In the domain of television, time was when people had no choice but to watch Doordarshan. Now there are hundreds of channels – all competing brands – vying to catch the consumer’s attention. These are devoted to increasingly niche content such as food, music, action, movies, comedy, etc., - not only in English and Hindi, but in every regional language possible. Even within a mainstream general entertainment channel (GEC), we have content for kids, youth, men and women, as well as ones ‘personalised’ for specific groups such as single moms, parents of teens or divorcees. Ditto for a business channel, which has content meant for different domains of the industry. On the sports front too, there is niche content on channels devoted to a particular sport like golf or cricket, and even a mix of entertainment and sports on a channel. This situation also allows marketers to reach out to a niche audience easily.
Television news is still being put out like a mass product, and not much personalisation is possible in the genre beyond a point. But personalisation has happened in that the nature of news has changed. Channels now do stories that people relate to. So when a child falls into a manhole, it is a story. Fifteen years back, it wouldn’t even make a one-line mention in a newspaper. “Today it is big because a lot of people would say, ‘That could also happen to me’. That is a great tide of personalization,” says Arnab Goswami, Editor-in-Chief, Times Now.
In the GEC space, Ekta Kapoor in a way brought personalisation into TV programming by understanding the saas-bahu conflict in most households in India, and weaving successful shows around this insight. Other channels followed suit, with family dramas, comedy and crime. The way TV is exploring the digital medium is also personalization. People can download clips on their mobiles and interact with the brand on social media. Watching TV on Internet is already popular and will become a legal and structured platform from the broadcaster’s point of view very soon.
Apps created around GEC characters are widely available across operating platforms, where people can talk to them, see them, tickle them, enjoy a joke with them... Besides, with digitization, TV consumers will be able to choose the particular channels they want to watch, to suit their personal tastes.

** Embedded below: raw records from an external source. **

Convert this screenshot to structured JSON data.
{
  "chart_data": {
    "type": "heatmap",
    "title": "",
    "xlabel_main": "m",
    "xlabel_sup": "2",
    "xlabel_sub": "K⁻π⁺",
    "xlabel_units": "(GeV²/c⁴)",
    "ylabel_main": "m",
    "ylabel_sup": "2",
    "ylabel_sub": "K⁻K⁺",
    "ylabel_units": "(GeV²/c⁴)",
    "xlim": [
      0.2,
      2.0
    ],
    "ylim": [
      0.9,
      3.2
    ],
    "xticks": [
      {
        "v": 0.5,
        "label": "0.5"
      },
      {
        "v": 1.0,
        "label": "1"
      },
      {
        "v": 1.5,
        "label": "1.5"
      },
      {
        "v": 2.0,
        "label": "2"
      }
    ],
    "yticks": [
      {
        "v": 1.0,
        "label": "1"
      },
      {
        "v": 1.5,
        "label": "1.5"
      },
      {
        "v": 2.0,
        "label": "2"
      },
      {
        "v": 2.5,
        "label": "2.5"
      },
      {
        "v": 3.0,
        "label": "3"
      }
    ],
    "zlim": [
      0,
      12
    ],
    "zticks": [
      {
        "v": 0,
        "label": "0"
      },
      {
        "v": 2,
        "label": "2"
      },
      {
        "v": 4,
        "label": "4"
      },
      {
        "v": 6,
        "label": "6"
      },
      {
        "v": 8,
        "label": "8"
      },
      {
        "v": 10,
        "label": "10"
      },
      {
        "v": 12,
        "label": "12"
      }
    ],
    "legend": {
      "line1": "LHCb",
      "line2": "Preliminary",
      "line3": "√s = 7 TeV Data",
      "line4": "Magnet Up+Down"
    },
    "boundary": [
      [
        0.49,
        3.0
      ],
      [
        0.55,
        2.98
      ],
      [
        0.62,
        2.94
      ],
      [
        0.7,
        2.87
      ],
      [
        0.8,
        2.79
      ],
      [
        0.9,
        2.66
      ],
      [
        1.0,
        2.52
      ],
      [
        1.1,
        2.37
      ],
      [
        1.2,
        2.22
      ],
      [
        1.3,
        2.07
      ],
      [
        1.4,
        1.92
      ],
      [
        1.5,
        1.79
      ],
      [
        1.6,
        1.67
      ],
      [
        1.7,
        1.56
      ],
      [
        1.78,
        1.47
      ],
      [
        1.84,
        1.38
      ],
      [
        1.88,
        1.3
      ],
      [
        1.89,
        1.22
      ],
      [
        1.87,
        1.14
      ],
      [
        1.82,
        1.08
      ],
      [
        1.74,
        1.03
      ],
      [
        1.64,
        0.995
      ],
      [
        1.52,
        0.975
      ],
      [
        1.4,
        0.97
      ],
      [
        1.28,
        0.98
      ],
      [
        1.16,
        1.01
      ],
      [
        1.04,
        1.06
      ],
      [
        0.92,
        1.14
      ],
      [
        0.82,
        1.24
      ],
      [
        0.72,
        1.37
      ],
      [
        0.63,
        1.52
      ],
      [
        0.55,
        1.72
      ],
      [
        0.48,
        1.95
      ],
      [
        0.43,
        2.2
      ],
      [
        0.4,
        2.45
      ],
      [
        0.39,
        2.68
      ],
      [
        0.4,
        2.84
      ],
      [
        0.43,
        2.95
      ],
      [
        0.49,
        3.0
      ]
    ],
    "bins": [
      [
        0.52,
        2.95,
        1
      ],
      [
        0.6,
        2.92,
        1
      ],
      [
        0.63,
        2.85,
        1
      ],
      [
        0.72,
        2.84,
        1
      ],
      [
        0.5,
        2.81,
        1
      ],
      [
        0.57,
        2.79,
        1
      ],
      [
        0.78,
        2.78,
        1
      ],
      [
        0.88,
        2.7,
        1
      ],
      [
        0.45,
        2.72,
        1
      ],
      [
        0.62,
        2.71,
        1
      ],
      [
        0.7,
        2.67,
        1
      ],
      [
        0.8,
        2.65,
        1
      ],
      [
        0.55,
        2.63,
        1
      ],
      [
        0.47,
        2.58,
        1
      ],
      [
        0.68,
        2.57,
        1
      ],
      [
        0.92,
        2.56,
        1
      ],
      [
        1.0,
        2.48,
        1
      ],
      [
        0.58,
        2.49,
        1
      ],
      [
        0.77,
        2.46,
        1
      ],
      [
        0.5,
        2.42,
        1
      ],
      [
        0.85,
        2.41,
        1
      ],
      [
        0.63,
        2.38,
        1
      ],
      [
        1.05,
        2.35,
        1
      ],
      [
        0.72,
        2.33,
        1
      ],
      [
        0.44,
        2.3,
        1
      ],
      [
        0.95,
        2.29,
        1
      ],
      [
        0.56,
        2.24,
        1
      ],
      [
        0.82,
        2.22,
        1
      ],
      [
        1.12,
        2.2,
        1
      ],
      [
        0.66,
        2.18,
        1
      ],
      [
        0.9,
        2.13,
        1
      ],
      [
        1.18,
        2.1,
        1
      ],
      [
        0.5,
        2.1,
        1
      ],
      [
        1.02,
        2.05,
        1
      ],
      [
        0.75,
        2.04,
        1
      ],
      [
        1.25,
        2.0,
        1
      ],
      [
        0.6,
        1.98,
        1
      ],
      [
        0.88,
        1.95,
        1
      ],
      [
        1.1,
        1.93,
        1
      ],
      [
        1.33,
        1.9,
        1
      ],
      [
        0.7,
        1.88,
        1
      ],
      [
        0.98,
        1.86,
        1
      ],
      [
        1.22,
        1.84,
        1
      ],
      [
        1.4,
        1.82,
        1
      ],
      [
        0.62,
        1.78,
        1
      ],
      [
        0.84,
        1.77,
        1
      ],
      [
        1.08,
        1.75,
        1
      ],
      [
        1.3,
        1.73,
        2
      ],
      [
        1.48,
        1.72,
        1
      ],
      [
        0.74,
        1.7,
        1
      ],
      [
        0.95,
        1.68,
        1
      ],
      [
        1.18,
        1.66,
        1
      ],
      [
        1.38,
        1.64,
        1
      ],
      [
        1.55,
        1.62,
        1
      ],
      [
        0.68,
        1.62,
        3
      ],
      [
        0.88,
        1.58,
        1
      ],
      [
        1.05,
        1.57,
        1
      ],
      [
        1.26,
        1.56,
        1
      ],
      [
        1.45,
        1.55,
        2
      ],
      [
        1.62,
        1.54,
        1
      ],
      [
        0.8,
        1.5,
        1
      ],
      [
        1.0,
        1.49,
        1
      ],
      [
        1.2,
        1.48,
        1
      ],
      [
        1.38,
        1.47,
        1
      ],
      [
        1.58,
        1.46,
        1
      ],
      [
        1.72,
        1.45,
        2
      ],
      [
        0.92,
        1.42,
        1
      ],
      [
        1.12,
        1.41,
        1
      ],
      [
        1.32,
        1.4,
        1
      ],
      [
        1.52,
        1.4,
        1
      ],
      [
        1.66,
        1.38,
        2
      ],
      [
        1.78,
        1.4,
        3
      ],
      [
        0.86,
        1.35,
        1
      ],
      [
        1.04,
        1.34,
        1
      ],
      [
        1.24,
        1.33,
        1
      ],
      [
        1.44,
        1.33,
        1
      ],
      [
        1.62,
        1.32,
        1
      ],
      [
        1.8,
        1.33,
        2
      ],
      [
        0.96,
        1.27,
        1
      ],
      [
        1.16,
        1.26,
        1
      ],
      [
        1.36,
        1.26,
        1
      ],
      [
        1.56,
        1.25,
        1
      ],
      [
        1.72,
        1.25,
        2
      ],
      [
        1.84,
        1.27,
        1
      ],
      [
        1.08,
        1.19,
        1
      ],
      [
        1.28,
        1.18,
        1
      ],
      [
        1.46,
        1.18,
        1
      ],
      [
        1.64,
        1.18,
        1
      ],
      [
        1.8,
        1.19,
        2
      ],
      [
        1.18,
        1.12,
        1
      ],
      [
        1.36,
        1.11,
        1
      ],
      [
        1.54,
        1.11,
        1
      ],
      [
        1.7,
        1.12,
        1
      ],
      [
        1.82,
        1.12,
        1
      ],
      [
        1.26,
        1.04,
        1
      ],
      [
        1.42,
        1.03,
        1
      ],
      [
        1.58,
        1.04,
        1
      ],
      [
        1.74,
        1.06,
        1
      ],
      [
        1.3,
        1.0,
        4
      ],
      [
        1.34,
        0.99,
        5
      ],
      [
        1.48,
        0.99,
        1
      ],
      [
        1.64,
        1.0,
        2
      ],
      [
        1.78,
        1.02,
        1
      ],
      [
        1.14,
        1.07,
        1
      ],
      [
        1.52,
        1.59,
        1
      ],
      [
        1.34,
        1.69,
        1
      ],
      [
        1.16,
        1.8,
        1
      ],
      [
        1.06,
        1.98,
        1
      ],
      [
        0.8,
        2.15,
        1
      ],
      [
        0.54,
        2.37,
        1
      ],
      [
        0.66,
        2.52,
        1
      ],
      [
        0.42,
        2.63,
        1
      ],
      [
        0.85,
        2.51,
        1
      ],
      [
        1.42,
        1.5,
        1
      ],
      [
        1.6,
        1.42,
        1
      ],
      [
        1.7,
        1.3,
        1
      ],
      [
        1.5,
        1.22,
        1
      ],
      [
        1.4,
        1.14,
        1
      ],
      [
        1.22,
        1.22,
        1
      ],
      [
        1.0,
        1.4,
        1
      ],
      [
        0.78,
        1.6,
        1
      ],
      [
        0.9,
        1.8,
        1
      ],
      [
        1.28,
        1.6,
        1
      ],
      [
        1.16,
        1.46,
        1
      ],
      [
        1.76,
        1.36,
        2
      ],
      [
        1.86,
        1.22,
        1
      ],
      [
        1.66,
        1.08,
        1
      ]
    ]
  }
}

As marketers shift their attention to Tier II and Tier III cities, seeing these markets as the next consumption hubs, they are tailoring their communication to suit the regional consumer. So a TVC made for national television is often dubbed in at least 10 or more local languages to directly address the consumer in a familiar language. As advertisers learn the benefits of marketing their products aggressively to the individual consumer, the consumer too feels as if the brand is talking with him or her in mind.
The rules of engagement are, therefore, changing. Brands are coming up with one-on-one engagement strategies that are not only relevant, but at the same time drive scale and return on investments.
Consumers too are evolving – with changing media consumption habits – and there is a great need to engage them across platforms and experiences, involving and integrating traditional and new media. Media companies have to provide more touchpoints to engage with them, with on-ground and web activities for one-on-one advertising along with Print and Television.